Consequently, Miettinen et al. mortality dynamics producing 55% mortality ratio reduction for the last period in a 3-year moving average is much more likely to be a result of tailoring statistical method to selected data, in order to extract desired numerical outcome based on random sequence variations, than representative of an actual statistical  (i.e. average, or expected) mortality dynamics. Even if placed in the context of the "mortality reduction lag" for standard mammography, it is not based on the actual effect. It belongs to the domain of "statistical fiction".

This simplified estimate of the mortality lag effect is not strictly accurate numerically - which is of little consequence considering uncertainties related to the trial data itself - but suffices to indicate the magnitude of "mortality lag" effect: nothing to write home about. It also indicates that the Malmo trial data for breast cancer incidence and mortality are within generally established trends.

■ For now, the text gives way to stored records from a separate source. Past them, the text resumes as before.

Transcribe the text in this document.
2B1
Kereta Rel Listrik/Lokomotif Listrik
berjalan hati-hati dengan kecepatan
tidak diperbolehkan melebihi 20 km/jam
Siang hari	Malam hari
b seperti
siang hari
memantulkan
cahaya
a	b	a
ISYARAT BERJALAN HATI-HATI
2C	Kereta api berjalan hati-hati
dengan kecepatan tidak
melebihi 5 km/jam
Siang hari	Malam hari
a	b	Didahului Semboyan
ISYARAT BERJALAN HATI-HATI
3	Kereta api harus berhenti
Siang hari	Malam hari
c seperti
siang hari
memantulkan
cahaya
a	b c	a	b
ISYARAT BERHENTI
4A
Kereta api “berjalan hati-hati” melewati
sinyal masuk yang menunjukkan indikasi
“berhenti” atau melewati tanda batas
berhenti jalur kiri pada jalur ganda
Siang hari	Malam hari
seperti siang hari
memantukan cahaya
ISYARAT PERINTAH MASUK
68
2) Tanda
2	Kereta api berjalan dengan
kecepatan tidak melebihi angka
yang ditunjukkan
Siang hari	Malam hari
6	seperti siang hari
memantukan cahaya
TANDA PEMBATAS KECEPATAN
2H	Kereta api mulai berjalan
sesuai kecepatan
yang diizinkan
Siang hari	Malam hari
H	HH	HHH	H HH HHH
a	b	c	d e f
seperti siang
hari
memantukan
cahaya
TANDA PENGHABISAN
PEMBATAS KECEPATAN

But some other implications, left out by the Miettinen et al., as well as other X-ray mammography screening advocates, are potentially significant. If we look at the total number of breast cancers detected, even after 9 years the screened population still has an excess of 134, or 30% more detections than control group. It is to expect that screening, capable of detecting breast cancer earlier, will have higher number of detections initially. But it

should nearly even up within 2-3 years, as those undetected early cancers in unscreened population become large enough for
off-screening detection.

In other words, the excess of breast cancers detected at an earlier stage in the screened population should be nearly offset by an excess of later-stage cancers detected with some delay within unscreened population. Most of the delay due to the absence of mammography screening is the time needed for breast cancer to advance from stage 1 to stage 2. The pace at which this occurs varies individually, from months to years. On the average, it is probably one to two years.

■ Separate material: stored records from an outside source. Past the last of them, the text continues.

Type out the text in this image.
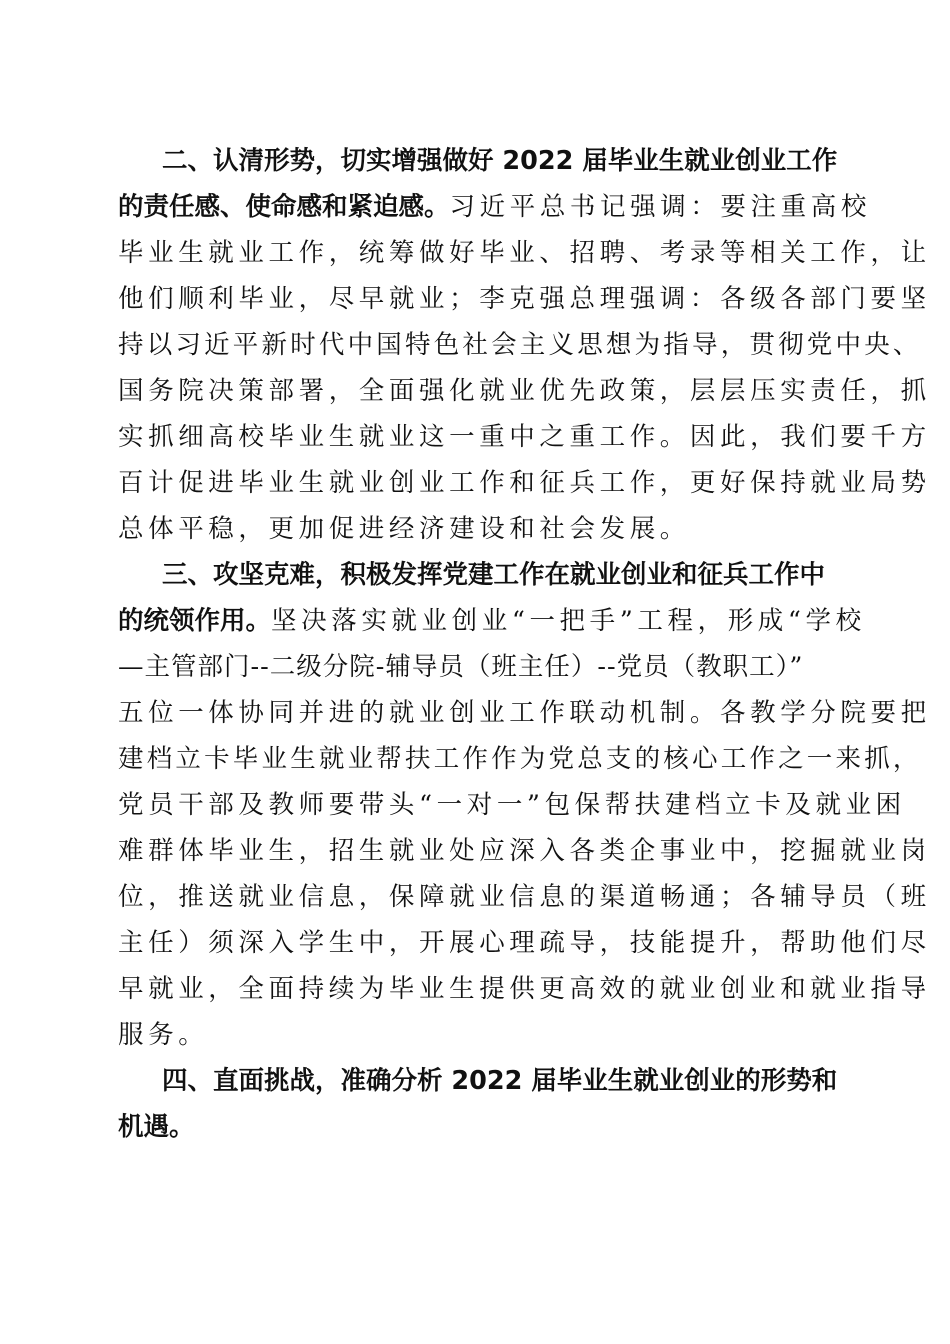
二、认清形势，切实增强做好 2022 届毕业生就业创业工作

的责任感、使命感和紧迫感。习近平总书记强调：要注重高校

毕业生就业工作，统筹做好毕业、招聘、考录等相关工作，让

他们顺利毕业，尽早就业；李克强总理强调：各级各部门要坚

持以习近平新时代中国特色社会主义思想为指导，贯彻党中央、

国务院决策部署，全面强化就业优先政策，层层压实责任，抓

实抓细高校毕业生就业这一重中之重工作。因此，我们要千方

百计促进毕业生就业创业工作和征兵工作，更好保持就业局势

总体平稳，更加促进经济建设和社会发展。

三、攻坚克难，积极发挥党建工作在就业创业和征兵工作中

的统领作用。坚决落实就业创业“一把手”工程，形成“学校

—主管部门--二级分院-辅导员（班主任）--党员（教职工）”

五位一体协同并进的就业创业工作联动机制。各教学分院要把

建档立卡毕业生就业帮扶工作作为党总支的核心工作之一来抓，

党员干部及教师要带头“一对一”包保帮扶建档立卡及就业困

难群体毕业生，招生就业处应深入各类企事业中，挖掘就业岗

位，推送就业信息，保障就业信息的渠道畅通；各辅导员（班

主任）须深入学生中，开展心理疏导，技能提升，帮助他们尽

早就业，全面持续为毕业生提供更高效的就业创业和就业指导

服务。

四、直面挑战，准确分析 2022 届毕业生就业创业的形势和

机遇。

Even assuming that mammography detects 50% more breast cancers a year, initially, and that unscreened population nearly catches up in three years (which is not what really happens in the real world, due to a significant number of cancers detected by screening mammography being pseudo-diseases that would remain asymptomatic), after 9-year period the screened population would still have

less than 10% excess in the total number of diagnosed cancers.

What the 30% more diagnosed breast cancers in the screening group after 9 years in the Malmo study indicates is that more than 20% of "breast cancers" detected by mammography during this trial had

never developed into a real cancer!

This "overdiagnosis" rate directly indicates the rate of "overtreatment" (a fancy word for unnecessary, or unjustified treatment) that the trial's screened population was exposed to. This ghostly excess of detected cancers in the screened population is not an exception of the Malmo trial - it is a pattern consistent in both, trials in general and actual screening practice.

Another worrisome pattern creeping through all major breast cancer randomized controlled trials on the effect of the standard X-ray mammography screening, beginning with the very first (HIP), is the

higher mortality among screened population for the first several years of screening, particularly in women below age 50.

It is present in the Malmo trial as well, as the above graph illustrates. Often referred to as "mortality paradox", it still awaits for an explanation.

Yet another unflattering, brushed aside pattern common to the standard mammography trials is that the total mortality is not lower in the screened populations. In fact, screened population diagnosed with breast cancer in the Malmo trial had higher total mortality: 99 vs. 94 among the breast cancer diagnosed unscreened population. Obviously, it is directly related to the respective sizes of the two groups, with the 36 vs. 28 "other cause deaths", respectively, being nearly in the same proportion with the total of diagnosed cases in each population.

But if we look at the disease-caused deaths in the Malmo trial, they are practically identical for screened and unscreened populations. Even in the trials that produce nominally appreciably lower breast cancer mortality for the screened population, more often than not it is offset by the higher mortality from other diseases in this group.